New Orleans has added more than 37 miles of bike lanes on 16 streets since 2008 and a recent Tulane study shows that's led to a cycling surge in the city.
Study authors conclude that bike lanes promote physical activity among all ages and are a cost-effective tool for planners. And local drivers here in the CBD tell me they're not having problems with all the additional bicyclists. "I love it, I love seeing them and they're very careful and I think they should be on the road," says one woman in the CBD. Other drivers say they're happy people are getting some exercise or that they're trying to be green and improve the environment by not driving a vehicle.
But the cyclists have issues with those behind the wheel, as this man points out, "The drivers don't respect the bikes. The bicycles don't have much room to drive here in the city. In other places, like New York, you have more lanes than you have here in New Orleans."
The study also found that the proportion of riders cycling in the correct direction - with traffic - has also increased.

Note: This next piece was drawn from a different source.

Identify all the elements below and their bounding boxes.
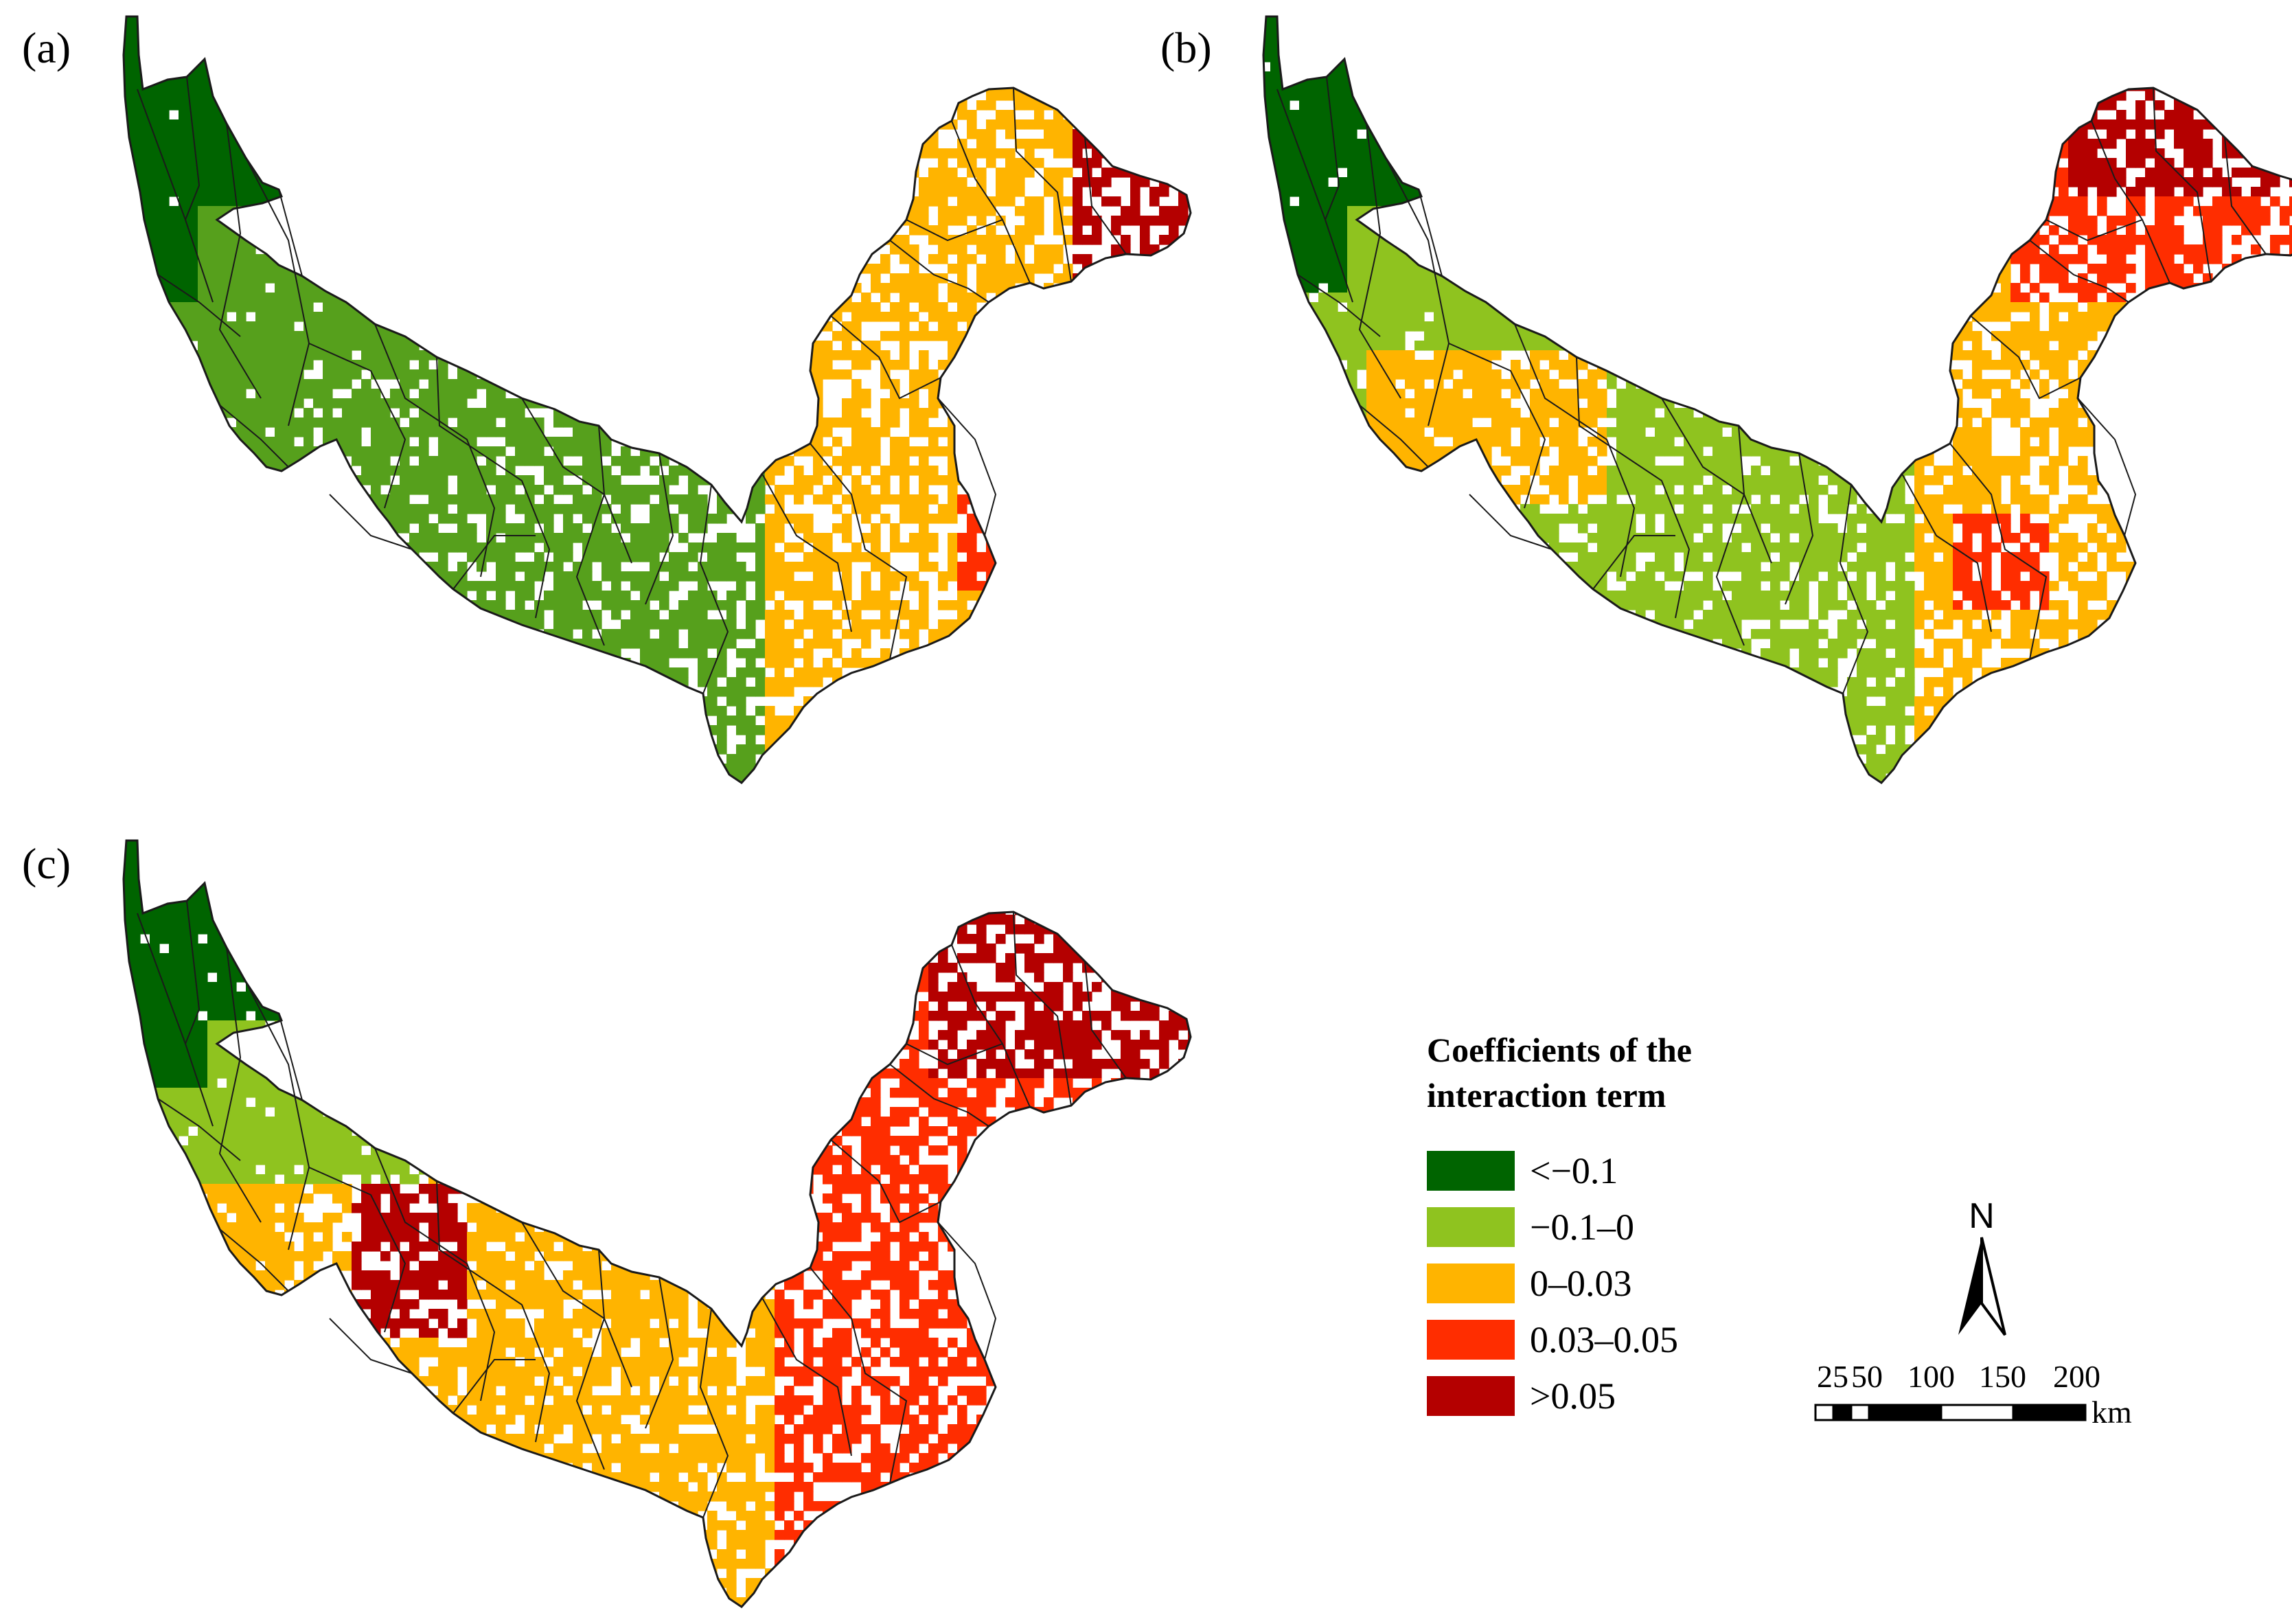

Kathryn Parker, assistant director of Tulane's Prevention Research Center, led the study that shows "The overall number of cyclists grew by 110 percent on South Carrollton Avenue and the side streets. But the greatest increase happened on the street with new bike lanes - a 225 percent increase from 79 daily riders a year ago to 257 daily riders."
Parker says, "The total cost of the South Carrollton Avenue bike lanes was less than 1 percent of the total road resurfacing project."